Department of Orthodontics, Division of Community Oral Health, Division of Pediatric Dentistry
The laboratory of Dr. Koo focuses on understanding the relationship between biofilms and oral infectious diseases and seeking novel therapeutic strategies to control pathogenic biofilms, including those associated with dental caries.
Biofilms are structured communities of microbial cells that are attached to a surface and enmeshed in a self-produced three-dimensional (3D) matrix of extracellular polymeric substances (EPS). The matrix provides an essential scaffold for the initial assembly and further development of biofilms. It promotes microbial adhesion, cohesion and protection as well as hindering diffusion. Importantly, the matrix also creates spatial and microenvironmental heterogeneities in biofilms, modulating the growth and survival of pathogens locally. The matrix is considered a key factor for the existence of the biofilm lifestyle and full expression of virulence by several bacterial pathogens.

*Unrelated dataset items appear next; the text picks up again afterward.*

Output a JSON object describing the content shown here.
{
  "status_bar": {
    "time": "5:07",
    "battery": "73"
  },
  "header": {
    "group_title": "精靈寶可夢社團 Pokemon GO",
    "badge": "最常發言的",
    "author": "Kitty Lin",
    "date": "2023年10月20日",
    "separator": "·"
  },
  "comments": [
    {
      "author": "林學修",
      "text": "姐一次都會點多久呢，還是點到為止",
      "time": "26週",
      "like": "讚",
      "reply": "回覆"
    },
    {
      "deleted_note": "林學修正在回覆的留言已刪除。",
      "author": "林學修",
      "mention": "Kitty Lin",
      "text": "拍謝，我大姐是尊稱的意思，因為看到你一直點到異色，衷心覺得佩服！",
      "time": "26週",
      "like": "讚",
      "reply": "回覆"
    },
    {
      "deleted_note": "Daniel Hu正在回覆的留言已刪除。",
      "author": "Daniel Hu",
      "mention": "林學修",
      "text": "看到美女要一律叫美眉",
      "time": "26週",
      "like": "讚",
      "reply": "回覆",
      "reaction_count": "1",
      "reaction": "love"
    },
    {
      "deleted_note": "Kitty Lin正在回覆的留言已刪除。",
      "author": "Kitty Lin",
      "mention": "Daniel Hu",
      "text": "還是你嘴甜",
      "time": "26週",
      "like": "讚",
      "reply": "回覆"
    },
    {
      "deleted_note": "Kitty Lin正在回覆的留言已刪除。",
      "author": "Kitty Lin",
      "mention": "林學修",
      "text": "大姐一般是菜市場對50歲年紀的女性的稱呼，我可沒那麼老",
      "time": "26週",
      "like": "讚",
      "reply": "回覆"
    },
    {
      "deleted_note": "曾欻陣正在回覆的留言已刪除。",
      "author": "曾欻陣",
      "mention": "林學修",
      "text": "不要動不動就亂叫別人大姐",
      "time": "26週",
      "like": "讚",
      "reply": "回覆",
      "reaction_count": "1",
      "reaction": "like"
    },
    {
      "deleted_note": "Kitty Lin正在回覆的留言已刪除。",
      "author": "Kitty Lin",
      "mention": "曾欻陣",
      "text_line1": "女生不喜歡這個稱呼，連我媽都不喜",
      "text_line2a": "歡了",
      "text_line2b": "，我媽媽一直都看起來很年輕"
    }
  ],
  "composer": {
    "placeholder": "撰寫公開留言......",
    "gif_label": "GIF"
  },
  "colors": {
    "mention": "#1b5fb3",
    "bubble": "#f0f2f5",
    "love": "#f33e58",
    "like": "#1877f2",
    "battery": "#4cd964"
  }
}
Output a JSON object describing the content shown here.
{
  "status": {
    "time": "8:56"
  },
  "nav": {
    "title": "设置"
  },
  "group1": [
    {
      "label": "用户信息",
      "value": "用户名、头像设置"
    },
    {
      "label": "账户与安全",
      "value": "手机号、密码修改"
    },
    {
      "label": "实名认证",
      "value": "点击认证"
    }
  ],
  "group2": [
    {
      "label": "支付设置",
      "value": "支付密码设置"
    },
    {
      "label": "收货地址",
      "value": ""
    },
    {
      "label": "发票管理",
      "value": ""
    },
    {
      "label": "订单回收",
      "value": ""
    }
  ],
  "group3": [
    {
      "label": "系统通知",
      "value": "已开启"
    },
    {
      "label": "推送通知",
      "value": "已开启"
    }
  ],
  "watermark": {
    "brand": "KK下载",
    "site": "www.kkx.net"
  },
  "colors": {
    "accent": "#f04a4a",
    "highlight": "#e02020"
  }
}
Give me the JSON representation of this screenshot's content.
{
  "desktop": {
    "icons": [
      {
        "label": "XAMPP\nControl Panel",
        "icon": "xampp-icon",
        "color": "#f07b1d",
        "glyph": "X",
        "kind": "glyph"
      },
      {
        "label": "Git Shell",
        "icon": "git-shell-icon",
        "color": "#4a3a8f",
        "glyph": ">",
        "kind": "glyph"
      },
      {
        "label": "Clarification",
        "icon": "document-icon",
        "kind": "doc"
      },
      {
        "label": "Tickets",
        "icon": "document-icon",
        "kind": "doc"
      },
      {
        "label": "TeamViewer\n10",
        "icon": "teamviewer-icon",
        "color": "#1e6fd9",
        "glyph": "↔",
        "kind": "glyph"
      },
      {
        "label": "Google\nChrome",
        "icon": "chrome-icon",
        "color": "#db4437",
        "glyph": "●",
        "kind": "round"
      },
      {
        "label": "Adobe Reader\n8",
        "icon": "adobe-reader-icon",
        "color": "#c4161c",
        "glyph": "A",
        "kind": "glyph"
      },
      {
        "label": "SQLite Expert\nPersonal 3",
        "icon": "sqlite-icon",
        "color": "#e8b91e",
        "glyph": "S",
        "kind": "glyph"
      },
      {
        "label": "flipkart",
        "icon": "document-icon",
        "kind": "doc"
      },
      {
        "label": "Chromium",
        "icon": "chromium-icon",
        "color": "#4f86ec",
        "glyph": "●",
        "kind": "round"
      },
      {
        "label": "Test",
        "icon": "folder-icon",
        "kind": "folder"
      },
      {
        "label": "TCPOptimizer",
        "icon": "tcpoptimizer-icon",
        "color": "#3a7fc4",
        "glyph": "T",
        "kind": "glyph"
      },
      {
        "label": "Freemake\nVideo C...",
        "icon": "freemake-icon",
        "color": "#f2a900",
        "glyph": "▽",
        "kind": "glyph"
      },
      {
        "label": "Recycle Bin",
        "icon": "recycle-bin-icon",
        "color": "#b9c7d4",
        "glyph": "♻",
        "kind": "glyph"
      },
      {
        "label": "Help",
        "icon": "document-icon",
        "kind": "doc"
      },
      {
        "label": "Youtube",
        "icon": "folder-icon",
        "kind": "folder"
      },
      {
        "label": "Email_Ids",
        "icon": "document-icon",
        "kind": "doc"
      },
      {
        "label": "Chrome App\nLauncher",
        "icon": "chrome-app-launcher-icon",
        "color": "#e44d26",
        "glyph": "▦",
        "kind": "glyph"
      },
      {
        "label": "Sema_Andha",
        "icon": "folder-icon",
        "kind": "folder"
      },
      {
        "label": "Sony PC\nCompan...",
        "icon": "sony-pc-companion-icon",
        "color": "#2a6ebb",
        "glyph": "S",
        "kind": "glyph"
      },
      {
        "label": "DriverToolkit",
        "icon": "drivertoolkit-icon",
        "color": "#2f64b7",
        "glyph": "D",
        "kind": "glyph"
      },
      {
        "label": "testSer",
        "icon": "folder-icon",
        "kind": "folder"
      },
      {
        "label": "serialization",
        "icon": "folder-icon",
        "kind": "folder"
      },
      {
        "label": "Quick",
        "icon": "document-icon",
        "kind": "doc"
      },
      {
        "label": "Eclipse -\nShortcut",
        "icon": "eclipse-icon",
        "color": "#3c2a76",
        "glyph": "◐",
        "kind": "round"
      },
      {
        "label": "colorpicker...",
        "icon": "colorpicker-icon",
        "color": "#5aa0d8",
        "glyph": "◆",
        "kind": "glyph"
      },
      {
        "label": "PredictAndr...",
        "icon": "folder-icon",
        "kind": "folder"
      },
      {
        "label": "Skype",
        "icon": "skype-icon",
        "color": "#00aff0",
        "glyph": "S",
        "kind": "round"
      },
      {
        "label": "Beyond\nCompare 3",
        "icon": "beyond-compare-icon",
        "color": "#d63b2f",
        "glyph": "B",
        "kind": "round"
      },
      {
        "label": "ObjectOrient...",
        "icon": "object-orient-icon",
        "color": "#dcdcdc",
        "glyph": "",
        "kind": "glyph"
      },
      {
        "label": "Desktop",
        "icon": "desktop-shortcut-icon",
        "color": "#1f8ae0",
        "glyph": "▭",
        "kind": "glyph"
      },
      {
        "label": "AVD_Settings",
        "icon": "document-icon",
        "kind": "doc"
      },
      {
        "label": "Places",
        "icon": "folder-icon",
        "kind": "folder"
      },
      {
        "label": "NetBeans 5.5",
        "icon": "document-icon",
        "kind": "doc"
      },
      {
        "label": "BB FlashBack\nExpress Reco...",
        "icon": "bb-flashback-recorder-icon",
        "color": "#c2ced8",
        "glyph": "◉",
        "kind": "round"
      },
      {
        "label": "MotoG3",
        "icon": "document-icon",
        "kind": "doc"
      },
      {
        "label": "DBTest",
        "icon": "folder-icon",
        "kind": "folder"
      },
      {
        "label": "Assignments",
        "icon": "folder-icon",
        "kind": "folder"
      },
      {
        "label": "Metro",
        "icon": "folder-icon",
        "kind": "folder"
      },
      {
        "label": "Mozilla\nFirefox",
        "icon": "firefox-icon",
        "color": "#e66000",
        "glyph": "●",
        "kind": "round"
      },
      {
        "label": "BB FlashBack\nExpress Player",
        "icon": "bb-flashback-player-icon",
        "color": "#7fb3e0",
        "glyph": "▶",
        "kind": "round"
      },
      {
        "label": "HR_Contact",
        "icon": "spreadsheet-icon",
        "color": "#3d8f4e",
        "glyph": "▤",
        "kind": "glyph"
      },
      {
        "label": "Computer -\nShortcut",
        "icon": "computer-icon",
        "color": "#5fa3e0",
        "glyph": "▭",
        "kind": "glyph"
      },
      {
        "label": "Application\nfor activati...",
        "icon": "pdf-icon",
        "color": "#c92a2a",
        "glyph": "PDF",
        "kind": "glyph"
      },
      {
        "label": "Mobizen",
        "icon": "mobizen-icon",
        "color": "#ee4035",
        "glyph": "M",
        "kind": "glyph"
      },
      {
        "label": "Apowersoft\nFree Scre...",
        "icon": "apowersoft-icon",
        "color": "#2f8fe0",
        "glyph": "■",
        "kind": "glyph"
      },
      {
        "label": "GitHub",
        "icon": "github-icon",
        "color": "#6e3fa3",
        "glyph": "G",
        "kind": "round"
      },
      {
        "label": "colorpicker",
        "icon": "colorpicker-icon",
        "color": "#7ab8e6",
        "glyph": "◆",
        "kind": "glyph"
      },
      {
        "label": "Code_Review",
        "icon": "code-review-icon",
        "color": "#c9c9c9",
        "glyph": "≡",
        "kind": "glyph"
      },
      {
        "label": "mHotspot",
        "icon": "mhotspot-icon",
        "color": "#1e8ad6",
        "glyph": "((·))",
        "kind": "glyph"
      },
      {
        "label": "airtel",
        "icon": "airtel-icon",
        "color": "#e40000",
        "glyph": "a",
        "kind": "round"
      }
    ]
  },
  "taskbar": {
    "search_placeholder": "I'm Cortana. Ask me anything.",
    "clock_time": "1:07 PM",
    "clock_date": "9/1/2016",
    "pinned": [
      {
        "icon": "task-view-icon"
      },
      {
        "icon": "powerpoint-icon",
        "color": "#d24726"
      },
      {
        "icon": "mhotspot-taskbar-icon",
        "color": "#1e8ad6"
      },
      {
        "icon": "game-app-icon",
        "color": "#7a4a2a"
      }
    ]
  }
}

Dr. Koo’s research is particularly interested in elucidating three major questions:
(1) How the extracellular matrix assembles dynamically in 3D. In particular, we are interested in understanding the structural organization of EPS, and how they modulate cell adhesion-cohesion, the 3D matrix-scaffold and mechanical stability of biofilms over time.
(2) How the matrix modulates the microenvironmental heterogeneity within biofilms. Here, we focus on spatio-temporal characterization of local pH and oxygen levels, microbial organization/positioning and gene expression in situ, and how these properties influence the virulence of biofilms as a whole.
(3) How to disrupt the EPS production and target the pathogens embedded in the matrix. We are interested in finding new strategies to prevent biofilm initiation or disrupt existing biofilms using naturally occurring molecules, as well as using in silico methods. We are also employing novel (nano/bio)technologies to create anti-biofilm materials and target the biofilm microenvironments.
To accomplish these goals, our lab uses a combination of molecular, biochemical, imaging and biophysical techniques, which include enzymatic, confocal fluorescence microscopy, AFM/rheometry, transcriptomic-proteomic and bioengineering approaches. Several in vitro and in vivo models to study the assembly of mixed-species biofilms are available in our laboratory. We also use these biofilm models to evaluate the effectiveness of novel anti-biofilm approaches.